Disney and DreamWorks today sent out official confirmation of their shotgun wedding, issuing a release around town raising more questions about its relationship than it answers.

—The announcement arrived this morning, with Disney slotting six 'Works films per year, as per its usual. The first will arrive next year under the Touchstone banner, and Disney has committed to fronting P&A costs that provided one of several sticking points in the ongoing negotiations with its previous suitors at Universal.

—Regarding that relationship, Kim Masters's Daily Beast survey notes swaths of scorched earth trailing Steven Spielberg and Stacey Snider after months of failed negotiations with Uni boss Ron Meyer.
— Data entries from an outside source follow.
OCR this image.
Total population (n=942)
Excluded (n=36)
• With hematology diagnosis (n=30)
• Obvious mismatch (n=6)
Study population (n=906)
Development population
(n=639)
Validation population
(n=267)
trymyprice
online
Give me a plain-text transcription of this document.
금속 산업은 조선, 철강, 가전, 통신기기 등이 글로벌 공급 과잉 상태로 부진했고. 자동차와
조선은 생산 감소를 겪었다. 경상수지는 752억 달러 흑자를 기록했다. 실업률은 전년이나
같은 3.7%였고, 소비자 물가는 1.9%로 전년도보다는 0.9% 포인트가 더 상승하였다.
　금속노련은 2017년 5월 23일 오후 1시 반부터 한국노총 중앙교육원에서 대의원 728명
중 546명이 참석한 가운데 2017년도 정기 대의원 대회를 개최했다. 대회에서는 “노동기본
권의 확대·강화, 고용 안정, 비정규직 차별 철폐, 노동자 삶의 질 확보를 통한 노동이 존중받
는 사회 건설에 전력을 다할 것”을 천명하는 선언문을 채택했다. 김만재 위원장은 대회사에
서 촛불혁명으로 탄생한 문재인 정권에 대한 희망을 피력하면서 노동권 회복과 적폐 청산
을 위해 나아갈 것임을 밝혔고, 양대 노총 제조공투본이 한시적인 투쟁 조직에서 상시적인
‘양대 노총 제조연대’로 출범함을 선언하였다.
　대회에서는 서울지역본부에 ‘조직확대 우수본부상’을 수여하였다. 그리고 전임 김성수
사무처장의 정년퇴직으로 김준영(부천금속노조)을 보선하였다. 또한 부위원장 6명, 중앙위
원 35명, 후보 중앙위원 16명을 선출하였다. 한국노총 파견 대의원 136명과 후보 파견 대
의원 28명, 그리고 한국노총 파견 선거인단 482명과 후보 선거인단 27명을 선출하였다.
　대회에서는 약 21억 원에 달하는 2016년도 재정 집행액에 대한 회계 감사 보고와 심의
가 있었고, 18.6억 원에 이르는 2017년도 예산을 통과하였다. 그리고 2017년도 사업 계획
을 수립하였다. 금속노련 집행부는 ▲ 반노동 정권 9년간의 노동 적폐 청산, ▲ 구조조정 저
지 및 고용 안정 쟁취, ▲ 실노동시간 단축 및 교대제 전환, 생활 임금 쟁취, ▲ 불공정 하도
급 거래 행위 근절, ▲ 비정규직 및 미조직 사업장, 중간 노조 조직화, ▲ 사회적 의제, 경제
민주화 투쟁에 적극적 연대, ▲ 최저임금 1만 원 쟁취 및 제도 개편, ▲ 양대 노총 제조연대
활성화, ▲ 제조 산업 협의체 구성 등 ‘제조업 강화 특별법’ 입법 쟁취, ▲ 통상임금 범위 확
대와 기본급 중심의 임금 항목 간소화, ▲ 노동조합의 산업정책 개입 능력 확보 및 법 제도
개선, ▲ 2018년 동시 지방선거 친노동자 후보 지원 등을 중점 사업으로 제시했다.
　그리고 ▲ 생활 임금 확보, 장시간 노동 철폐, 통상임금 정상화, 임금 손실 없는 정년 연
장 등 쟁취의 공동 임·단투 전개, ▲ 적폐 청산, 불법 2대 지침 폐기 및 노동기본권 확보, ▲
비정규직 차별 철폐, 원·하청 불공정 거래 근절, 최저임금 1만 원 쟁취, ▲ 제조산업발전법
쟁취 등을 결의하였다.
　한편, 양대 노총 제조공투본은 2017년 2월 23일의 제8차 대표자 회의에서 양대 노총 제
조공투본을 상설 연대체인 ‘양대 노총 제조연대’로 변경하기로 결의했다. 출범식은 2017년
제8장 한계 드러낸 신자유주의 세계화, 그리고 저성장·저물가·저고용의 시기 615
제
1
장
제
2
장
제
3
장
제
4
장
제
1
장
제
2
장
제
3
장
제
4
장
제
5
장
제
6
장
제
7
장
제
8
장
Aside from the outstanding $250 million loan that DreamWorks needed to close the deal (which GE offered it after first denying it) and the dearth of HBO slots for DreamWorks films (which Universal had withheld throughout the process before finally offering two of its annual six), there was Meyer's unhappy discovery that the 'Works had in fact been secretly dealing with Disney:

When [Meyer] found out that DreamWorks was in fact talking to Disney, he got on the phone with DreamWorks chief executive Stacey Snider and said she and Spielberg had behaved "like pigs" (as has been reported elsewhere). Other words, like "despicable and deplorable," have also been used.

—Who even cares about Meyer at this point, asks David Poland: "If that's DreamWorks' biggest problem in the next years, they will be dancing in the streets." And anyway, maybe Universal — which already has Brian Grazer's four films per year — is better off standing alone without having to tend to DreamWorks' release slate as well. Cheer up, Ron!

—Plus there's still the matter of DreamWorks Animation, whose industrial traction is improving along with its stock price. The NYT today has both long and short views, neither of which come close to hinting where it might end up in a climate where desperate studios need the soundest cash machine they can get their hands on. And last we checked, Pixar wasn't going anywhere at Disney.

—And just our own nagging question around Defamer HQ: Does DreamWorks' entrance at Disney mean Miramax's eventual exit? And if so, who gets Scott Rudin? We be happy to temporarily set him up here if necessary; the basement cubicles are actually pretty spacious. Just let us know.